In an early attack, Iran reportedly destroyed several advanced THAAD radar stations — four out of the US global total of eight — blinding one of America’s most sophisticated missile defence systems. As bne IntelliNews reported, the US is now being forced to redeploy THAAD radar stations from the Indo-Pacific region, shipping them to the Middle East.
It was also reported on March 14 that Iranian missiles are destroying critical US Air Force assets faster than they can be replaced. Since the short 12-day war with Israel last year, Iran has significantly upgraded the technology of its drones and reportedly switched from US GPS guidance to the Chinese BeiDou satellite network, which has improved their ability to avoid electronic warfare countermeasures and increased missile accuracy.
In one video released last week of an Iranian missile attack on a US base, the missile reportedly avoided sophisticated Patriot interceptor missiles and hit its target.
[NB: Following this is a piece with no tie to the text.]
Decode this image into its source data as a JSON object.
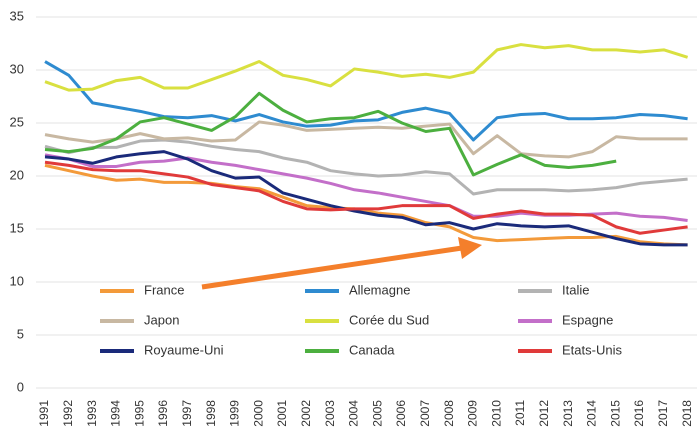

If Operation Epic Fury plays out in a similar way to the Atreides’ attack on the Emperor of the Known Universe, then Iran’s leadership may hope not only to withstand the US assault but to emerge strengthened. If Iran keeps control of the Straits of Hormuz and imposes what will be in effect a sanctions system that only allows the spice to flow to “friendly countries,” Iran’s Supreme Leader emerges as the Kwisatz Haderach.